Screening huurders in 31 straten
In 31 Rotterdamse straten geldt vanaf 1 maart artikel 10 van de Wet bijzondere maatregelen grootstedelijke problemen (Wbmgp), ook wel de Rotterdamwet genoemd.
Iemand die in een van deze straten een woning wil huren, heeft eerst toestemming nodig van de gemeente.
Overlast
Voordat het huurcontract wordt getekend, onderzoeken de gemeente en politie of de huurder in het verleden voor overlast heeft gezorgd. Ook wordt onderzoek gedaan naar mogelijk crimineel gedrag in het verleden.
Voorwaarden
Als de huurder in het verleden voor overlast heeft gezorgd of crimineel gedrag heeft laten zien, dan kan de gemeente besluiten om géén huisvestingsvergunning te geven. De huurder mag de woning dan niet betrekken.

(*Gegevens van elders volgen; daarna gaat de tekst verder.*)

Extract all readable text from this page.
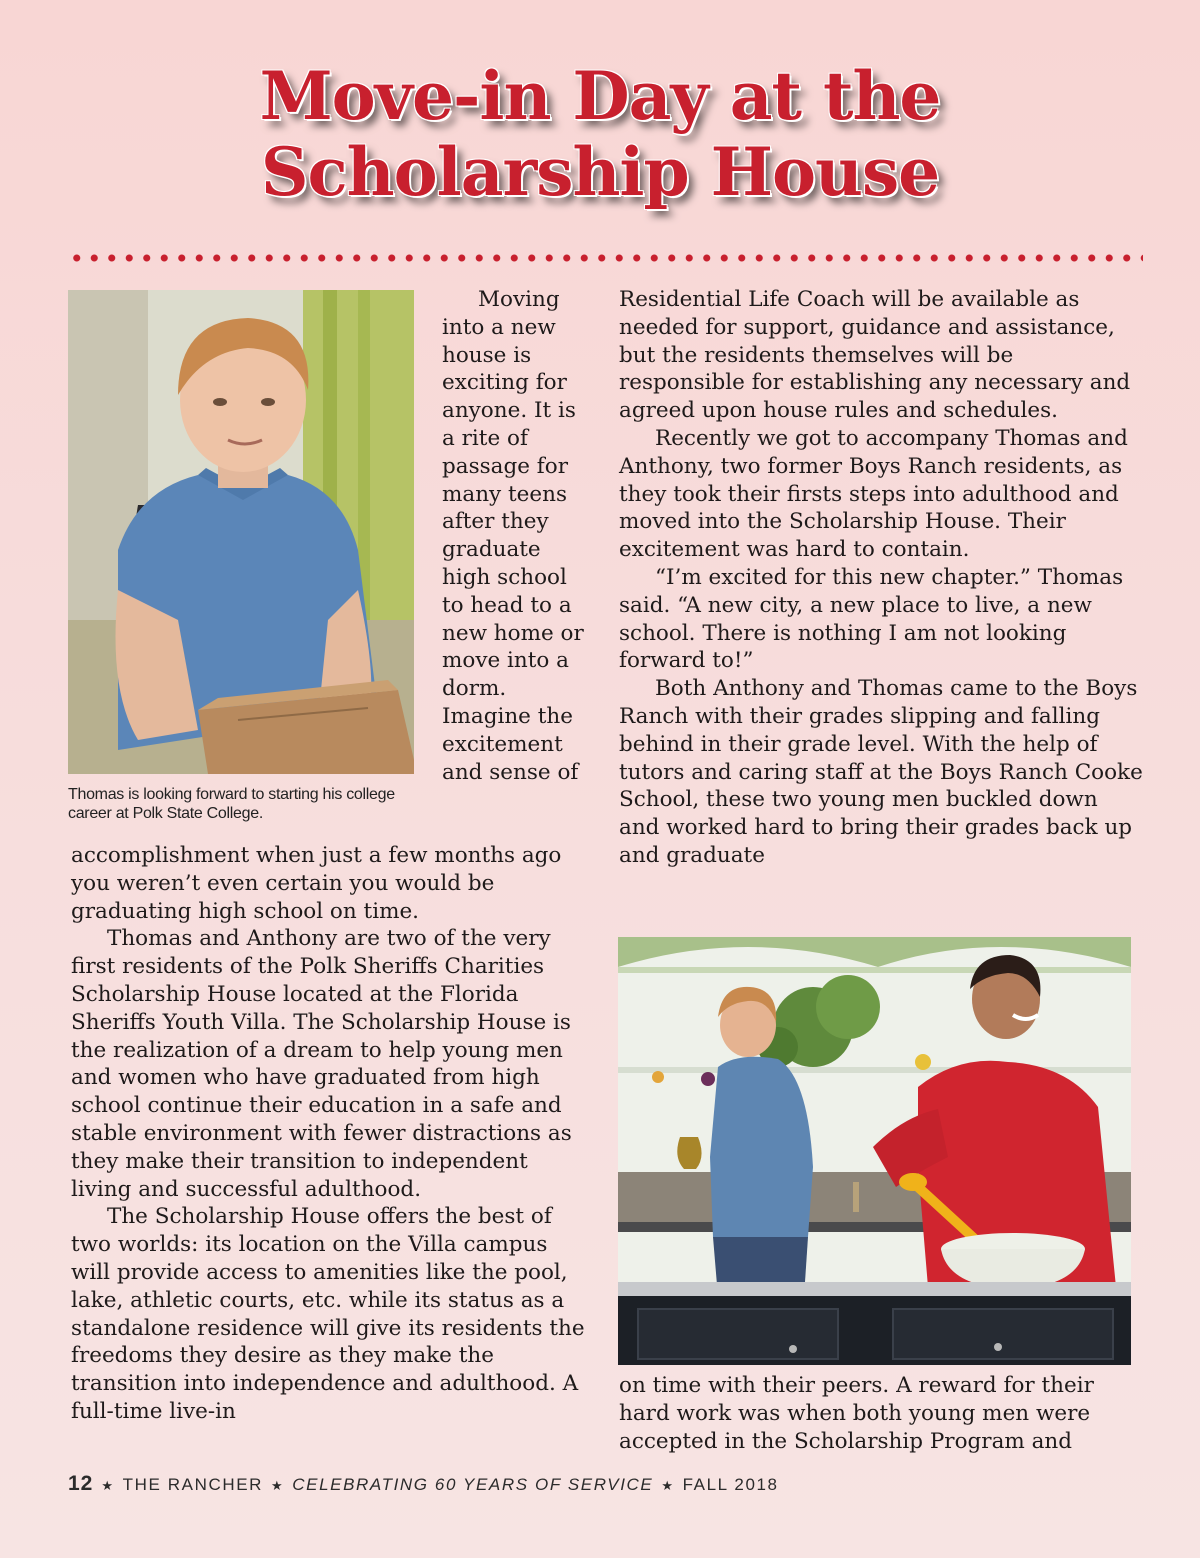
Move-in Day at the
Scholarship House

Thomas is looking forward to starting his college career at Polk State College.

Moving into a new house is exciting for anyone. It is a rite of passage for many teens after they graduate high school to head to a new home or move into a dorm. Imagine the excitement and sense of

accomplishment when just a few months ago you weren’t even certain you would be graduating high school on time.

Thomas and Anthony are two of the very first residents of the Polk Sheriffs Charities Scholarship House located at the Florida Sheriffs Youth Villa. The Scholarship House is the realization of a dream to help young men and women who have graduated from high school continue their education in a safe and stable environment with fewer distractions as they make their transition to independent living and successful adulthood.

The Scholarship House offers the best of two worlds: its location on the Villa campus will provide access to amenities like the pool, lake, athletic courts, etc. while its status as a standalone residence will give its residents the freedoms they desire as they make the transition into independence and adulthood. A full-time live-in

Residential Life Coach will be available as needed for support, guidance and assistance, but the residents themselves will be responsible for establishing any necessary and agreed upon house rules and schedules.

Recently we got to accompany Thomas and Anthony, two former Boys Ranch residents, as they took their firsts steps into adulthood and moved into the Scholarship House. Their excitement was hard to contain.

“I’m excited for this new chapter.” Thomas said. “A new city, a new place to live, a new school. There is nothing I am not looking forward to!”

Both Anthony and Thomas came to the Boys Ranch with their grades slipping and falling behind in their grade level. With the help of tutors and caring staff at the Boys Ranch Cooke School, these two young men buckled down and worked hard to bring their grades back up and graduate

on time with their peers. A reward for their hard work was when both young men were accepted in the Scholarship Program and

12 ★ THE RANCHER ★ CELEBRATING 60 YEARS OF SERVICE ★ FALL 2018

De gemeente kan ook besluiten om een huisvestingsvergunning onder voorwaarde af te geven. De huurder mag de woning dan wel huren, maar moet zich wel aan bepaalde voorwaarden houden.
Leefbaarheid
Sommige gebieden of straten in Rotterdam kunnen te maken hebben met ernstige leefbaarheidsproblemen. Denk bijvoorbeeld aan criminaliteit, (drugs) overlast of sociale problemen als werkloosheid of hangjongeren.
Samen met de politie en woningcorporaties probeert de gemeente de leefbaarheid hier te verbeteren. Bijvoorbeeld door renovatie van woningen, verbeteren van de veiligheid en openbare ruimte of verbetering van de schoolprestaties.
Rotterdamwet
Als aanvulling op deze maatregelen is er de Rotterdamwet. Buurten waar al te veel woonoverlast is kunnen worden gevrijwaard van nieuwe overlastgevers. Het idee is dat deze overlastgevers ergens anders in de stad eerder en beter worden gecorrigeerd in hun gedrag. Dit zorgt voor vermindering van de overlast en een aantrekkelijker woonklimaat.
Artikel 10
Artikel 10 van de Rotterdamwet geldt voor alle personen van 16 jaar en ouder. De enige uitzondering zijn mensen die van een zorginstelling, die door de gemeente erkend is, woonruimte huren in een instelling voor begeleid wonen.
De Wbmgp geldt ook voor alle personen (van 16 jaar en ouder) die met de huurder in de woning willen gaan wonen. Ook is deze van toepassing als iemand met een al zittend huurder wil gaan samenwonen of als een kind weer bij de ouders gaat wonen.